Béligh Nabli est directeur de recherche à l’Institut de Relations Internationales et Stratégiques (IRIS), au sein duquel il a fondé l’« Observatoire des mutations politiques dans le monde arabe ».
Il enseigne également les relations internationales à l’Institut d’études politiques de Paris.
Il répond à mes questions à l’occasion de son dernier ouvrage « Géopolitique de la Méditerranée », paru aux éditions Armand Colin.
La Méditerranée a-t-elle une identité mosaïque ?

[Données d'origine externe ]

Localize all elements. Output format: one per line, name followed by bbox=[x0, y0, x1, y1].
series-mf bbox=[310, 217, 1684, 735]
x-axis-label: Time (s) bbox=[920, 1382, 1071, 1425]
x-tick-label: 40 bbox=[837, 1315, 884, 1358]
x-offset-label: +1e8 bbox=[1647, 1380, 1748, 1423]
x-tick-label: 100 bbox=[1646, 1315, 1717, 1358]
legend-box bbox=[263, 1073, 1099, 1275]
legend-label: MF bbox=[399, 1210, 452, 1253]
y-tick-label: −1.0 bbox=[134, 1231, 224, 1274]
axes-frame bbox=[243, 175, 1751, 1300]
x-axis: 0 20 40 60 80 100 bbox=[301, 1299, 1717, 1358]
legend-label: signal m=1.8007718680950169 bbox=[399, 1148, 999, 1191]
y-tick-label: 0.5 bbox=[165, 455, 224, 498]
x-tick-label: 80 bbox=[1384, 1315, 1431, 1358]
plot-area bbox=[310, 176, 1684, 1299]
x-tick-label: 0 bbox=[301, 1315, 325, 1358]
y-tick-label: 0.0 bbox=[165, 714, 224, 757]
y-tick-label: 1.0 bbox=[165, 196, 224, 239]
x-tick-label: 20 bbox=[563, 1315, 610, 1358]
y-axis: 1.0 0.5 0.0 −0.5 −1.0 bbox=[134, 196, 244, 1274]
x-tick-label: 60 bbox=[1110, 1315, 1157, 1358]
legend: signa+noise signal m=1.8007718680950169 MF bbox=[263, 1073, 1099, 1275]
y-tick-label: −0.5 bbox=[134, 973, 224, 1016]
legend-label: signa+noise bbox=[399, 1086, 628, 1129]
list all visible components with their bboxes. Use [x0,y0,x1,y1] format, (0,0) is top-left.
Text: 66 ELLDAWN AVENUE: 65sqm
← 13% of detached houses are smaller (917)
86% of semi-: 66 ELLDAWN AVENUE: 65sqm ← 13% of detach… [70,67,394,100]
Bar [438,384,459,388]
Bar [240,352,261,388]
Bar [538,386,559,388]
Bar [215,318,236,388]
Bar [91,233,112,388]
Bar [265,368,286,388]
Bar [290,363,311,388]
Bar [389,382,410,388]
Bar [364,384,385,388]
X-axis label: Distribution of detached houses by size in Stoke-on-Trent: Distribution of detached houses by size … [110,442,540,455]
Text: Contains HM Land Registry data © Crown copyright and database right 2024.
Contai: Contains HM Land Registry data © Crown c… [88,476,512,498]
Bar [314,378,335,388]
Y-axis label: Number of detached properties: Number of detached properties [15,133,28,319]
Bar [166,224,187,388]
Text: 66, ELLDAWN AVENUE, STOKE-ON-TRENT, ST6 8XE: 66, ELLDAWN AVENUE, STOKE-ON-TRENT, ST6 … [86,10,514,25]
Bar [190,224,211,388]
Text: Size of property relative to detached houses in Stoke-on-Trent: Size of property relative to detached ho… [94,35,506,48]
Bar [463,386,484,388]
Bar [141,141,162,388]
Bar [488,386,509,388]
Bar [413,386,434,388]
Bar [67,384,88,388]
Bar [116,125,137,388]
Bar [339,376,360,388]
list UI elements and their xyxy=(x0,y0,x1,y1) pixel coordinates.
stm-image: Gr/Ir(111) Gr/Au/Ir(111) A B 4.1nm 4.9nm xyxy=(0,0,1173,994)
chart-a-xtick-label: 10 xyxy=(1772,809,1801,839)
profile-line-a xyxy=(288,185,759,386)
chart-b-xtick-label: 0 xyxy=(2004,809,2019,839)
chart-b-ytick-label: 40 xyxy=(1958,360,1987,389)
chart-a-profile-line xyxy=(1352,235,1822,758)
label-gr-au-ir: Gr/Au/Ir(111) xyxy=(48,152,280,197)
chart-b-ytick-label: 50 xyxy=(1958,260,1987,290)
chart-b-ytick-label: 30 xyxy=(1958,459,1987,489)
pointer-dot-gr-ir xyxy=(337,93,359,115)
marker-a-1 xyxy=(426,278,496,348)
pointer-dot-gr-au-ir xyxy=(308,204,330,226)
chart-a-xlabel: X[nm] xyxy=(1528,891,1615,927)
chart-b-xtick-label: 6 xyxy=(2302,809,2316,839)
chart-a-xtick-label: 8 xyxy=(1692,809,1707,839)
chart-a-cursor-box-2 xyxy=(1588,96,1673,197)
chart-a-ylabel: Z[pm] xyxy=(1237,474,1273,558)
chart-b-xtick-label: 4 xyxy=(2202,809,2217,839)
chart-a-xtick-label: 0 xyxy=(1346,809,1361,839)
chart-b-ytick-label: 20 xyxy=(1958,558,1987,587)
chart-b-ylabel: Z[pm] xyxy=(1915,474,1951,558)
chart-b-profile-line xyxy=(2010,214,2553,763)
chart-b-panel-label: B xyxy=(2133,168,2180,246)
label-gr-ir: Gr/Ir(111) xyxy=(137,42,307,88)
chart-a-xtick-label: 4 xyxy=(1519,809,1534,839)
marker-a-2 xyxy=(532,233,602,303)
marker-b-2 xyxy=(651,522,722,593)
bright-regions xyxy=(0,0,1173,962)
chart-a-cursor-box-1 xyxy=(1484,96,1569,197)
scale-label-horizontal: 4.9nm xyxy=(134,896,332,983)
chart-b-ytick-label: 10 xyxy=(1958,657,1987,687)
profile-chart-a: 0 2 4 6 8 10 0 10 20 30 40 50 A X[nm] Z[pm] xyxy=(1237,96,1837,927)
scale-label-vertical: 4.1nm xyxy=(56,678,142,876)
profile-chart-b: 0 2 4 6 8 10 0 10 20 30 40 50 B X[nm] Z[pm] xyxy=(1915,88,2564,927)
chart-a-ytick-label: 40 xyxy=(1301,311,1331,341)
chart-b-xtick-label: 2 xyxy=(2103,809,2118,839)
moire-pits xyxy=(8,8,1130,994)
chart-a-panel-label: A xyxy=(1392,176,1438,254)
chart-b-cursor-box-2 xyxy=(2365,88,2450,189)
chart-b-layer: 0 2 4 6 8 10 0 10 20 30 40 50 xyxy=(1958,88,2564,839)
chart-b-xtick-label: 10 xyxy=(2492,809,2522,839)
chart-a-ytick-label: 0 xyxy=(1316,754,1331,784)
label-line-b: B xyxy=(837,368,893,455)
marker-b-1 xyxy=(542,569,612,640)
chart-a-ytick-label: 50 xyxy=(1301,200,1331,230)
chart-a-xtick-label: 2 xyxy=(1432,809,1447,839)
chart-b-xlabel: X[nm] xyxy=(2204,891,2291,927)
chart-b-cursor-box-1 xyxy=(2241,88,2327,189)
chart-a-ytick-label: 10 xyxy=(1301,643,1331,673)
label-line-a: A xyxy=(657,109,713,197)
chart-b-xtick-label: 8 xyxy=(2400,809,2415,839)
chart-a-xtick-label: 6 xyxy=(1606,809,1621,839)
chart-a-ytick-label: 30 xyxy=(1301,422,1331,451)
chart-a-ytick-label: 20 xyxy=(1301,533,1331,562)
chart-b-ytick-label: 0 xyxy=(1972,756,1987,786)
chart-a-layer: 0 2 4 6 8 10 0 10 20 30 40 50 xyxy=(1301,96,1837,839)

Posée à l’espace méditerranéen, la question identitaire convoque des représentations contradictoires : l’une invoque le rapprochement, le métissage, le brassage des différences ; l’autre, la séparation et la fragmentation de blocs antagonistes. Cette dernière vision l’emporte aujourd’hui, entretenue par la force et le succès du discours sur le « choc des civilisations » dont la Méditerranée serait le théâtre. Cela étant, l’histoire et la géographie ont favorisé le mélange des populations, l’échange des idées et des croyances ainsi que la diffusion des modes de vie des sociétés établies sur le pourtour méditerranéen. Croisements, métissages et phénomène d’hybridation des cultures sont à l’origine d’une « identité commune mosaïque ».
Vous évoquez une profonde graduation entre des modèles extrêmes ?
Historiquement, les peuples du monde méditerranéen ont expérimenté divers modèles d’organisations sociales et politiques. Si l’État offre aujourd’hui un cadre commun à ces sociétés qui n’ont pas rompu avec certaines structures traditionnelles infra et/ou transnationales (tribus, clans familiaux, etc.), la question du pouvoir politique n’est pas traitée de manière unique ni même homogène. Le principe démocratique est né dans la Grèce antique, mais ne s’est pas diffusé à l’ensemble du bassin méditerranéen. L’exercice du pouvoir en Méditerranée reflète le vaste champ des possibles offerts par les sciences politique et constitutionnelle.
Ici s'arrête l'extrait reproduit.